Markup pretty-printer Wiki

OmniMark library to safely indent markup for SGML or XML serialization

Status: Beta

Brought to you by: omnimark-code

Pretty-printing

So far we have taken care only of the SGML and XML parsers' needs, making sure they would like the result. What can we do for human readers?

In the case of SGML, there are many little tweaks we could apply to the code and make the output more condensed. We could leave out the quotes around token-valued attributes, for example, or shorten the end-tags to </>. It is questionable, however, if these shortcut improve or impede the readability of the markup, and the answer mostly depends on the readers' personal tastes and habits. We'll steer clear of these reefs.

There is one thing, however, that we can change and that is (almost) universally acknowledged as a readability improvement: adding whitespace. A glance at the following two XML fragments, equivalent except for the whitespace, should be a sufficient demonstration of its utility:

<ul><li><p>So that was that.</p></li><li><p>And now...</p><p>something
<em>completely<sup>1</sup></em> different.</p></li></ul>

<ul>
  <li>
    <p>So that was that.</p>
  </li>
  <li>
    <p>And now...</p>
    <p>something
<em>completely<sup>1</sup></em> different.</p>
  </li>
</ul>

All we've done above is add newlines and indentation. More specifically, a newline and indentation precedes every element tag in any context where they are ignorable, i.e., where only elements are allowed. We cannot add whitespace to mixed content, like around the <sup> element, because it could change the meaning of the content. OmniMark's validating XML parser strips away all ignorable whitespace, so the two XML fragments above are identical as far as your markup rules are concerned.

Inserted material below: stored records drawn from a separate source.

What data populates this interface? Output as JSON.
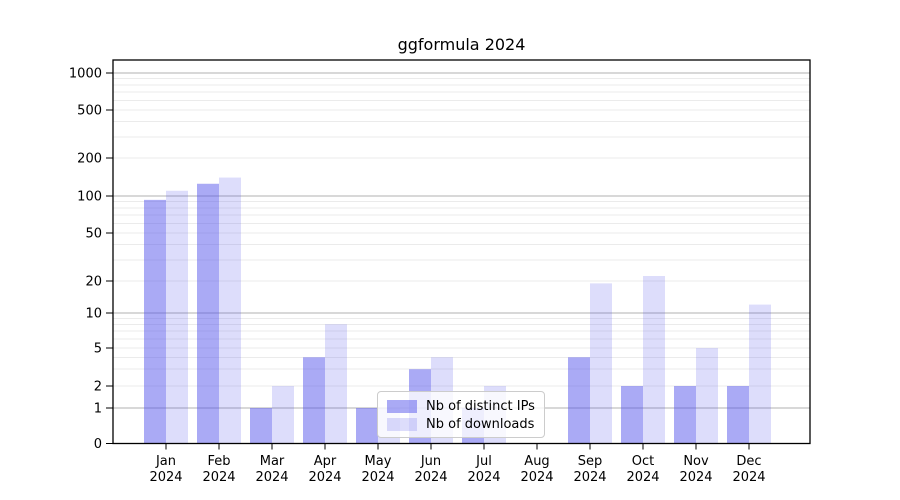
{
  "chart_data": {
    "type": "bar",
    "title": "ggformula 2024",
    "categories": [
      "Jan 2024",
      "Feb 2024",
      "Mar 2024",
      "Apr 2024",
      "May 2024",
      "Jun 2024",
      "Jul 2024",
      "Aug 2024",
      "Sep 2024",
      "Oct 2024",
      "Nov 2024",
      "Dec 2024"
    ],
    "series": [
      {
        "name": "Nb of distinct IPs",
        "color": "rgba(85,85,235,0.50)",
        "values": [
          93,
          125,
          1,
          4,
          1,
          3,
          1,
          0,
          4,
          2,
          2,
          2
        ]
      },
      {
        "name": "Nb of downloads",
        "color": "rgba(85,85,235,0.20)",
        "values": [
          110,
          140,
          2,
          8,
          1,
          4,
          2,
          0,
          19,
          22,
          5,
          12
        ]
      }
    ],
    "y_axis": {
      "scale": "symlog",
      "ticks": [
        0,
        1,
        2,
        5,
        10,
        20,
        50,
        100,
        200,
        500,
        1000
      ]
    },
    "x_axis": {
      "tick_year_line": "2024"
    },
    "grid": {
      "major_color": "#b0b0b0",
      "minor_color": "#ebebeb"
    },
    "axis_color": "#000000",
    "legend": {
      "position": "bottom-center"
    }
  }
}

We can now sprinkle some whitespace-emitting code into our XML serializer:

domain-bound global string indentation initial { "%n" }
domain-bound global string indentation-increment
 
element #implied
   output indentation
      when content of parent is element
   output "<%q"
   using group "translate attributes"
   repeat over specified attributes as a
      output " " || key of attribute a || '="%v(a)"'
   again
   output "/"
      when content is empty-tag
   do
      save indentation
 
      set indentation to indentation || indentation-increment
      output ">%c"
   done
   do unless content is empty-tag
      output indentation
         when content is element & children != 0
      output "</%q>"
   done

This new pretty-printing rule is similar to the XML serializer implemented earlier, except it keeps track and outputs the indentation. Similar modifications would need to be made to the markup-comment, processing-instruction, and other rules as well.

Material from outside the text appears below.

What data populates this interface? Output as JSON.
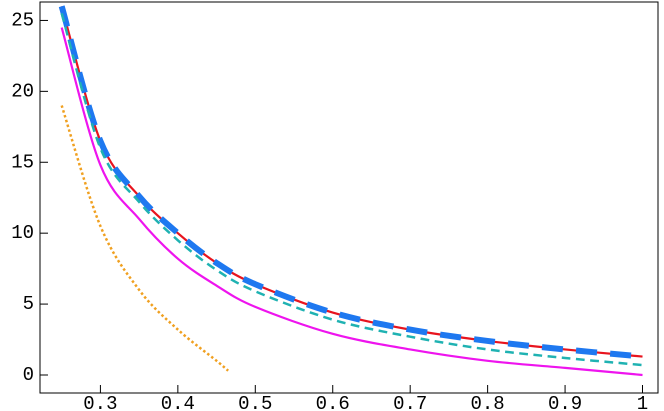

Instead of maintaining these two slightly different ways of producing XML output, we can have the pretty-printer delegate the XML serialization to the omxmlwrite library, and insert the whitespace into the markup stream just before it reaches the serializer:

import "omxmlwrite.xmd" prefixed by xml.
 
export string source function
   pretty-printed-xml value markup source s
as
   output xml.written from indented s

The function indented is independent of the serializer. All it does is insert the extra whitespace indentation into the markup stream:

domain-bound global string indentation initial { "%n" }
domain-bound global string indentation-increment
 
export markup source function
   indented value markup source s
         by value string        increment optional initial { "  " }
as
   save indentation-increment
 
   set indentation-increment to increment
   do markup-parse s
      output "%c"
   done
 
element #implied
   output indentation
      when content of parent is element
   signal throw #markup-start #current-markup-event
   do
      save indentation
      set indentation to indentation || indentation-increment
      output "%c"
   done
   output indentation
      when content is element & children != 0
   signal throw #markup-end #current-markup-event

Apart from avoiding the code duplication, this way of organizing the code is more flexible. We can, for example, use the function indented with the omsgmlwrite library instead of omxmlwrite, without any change to its implementation.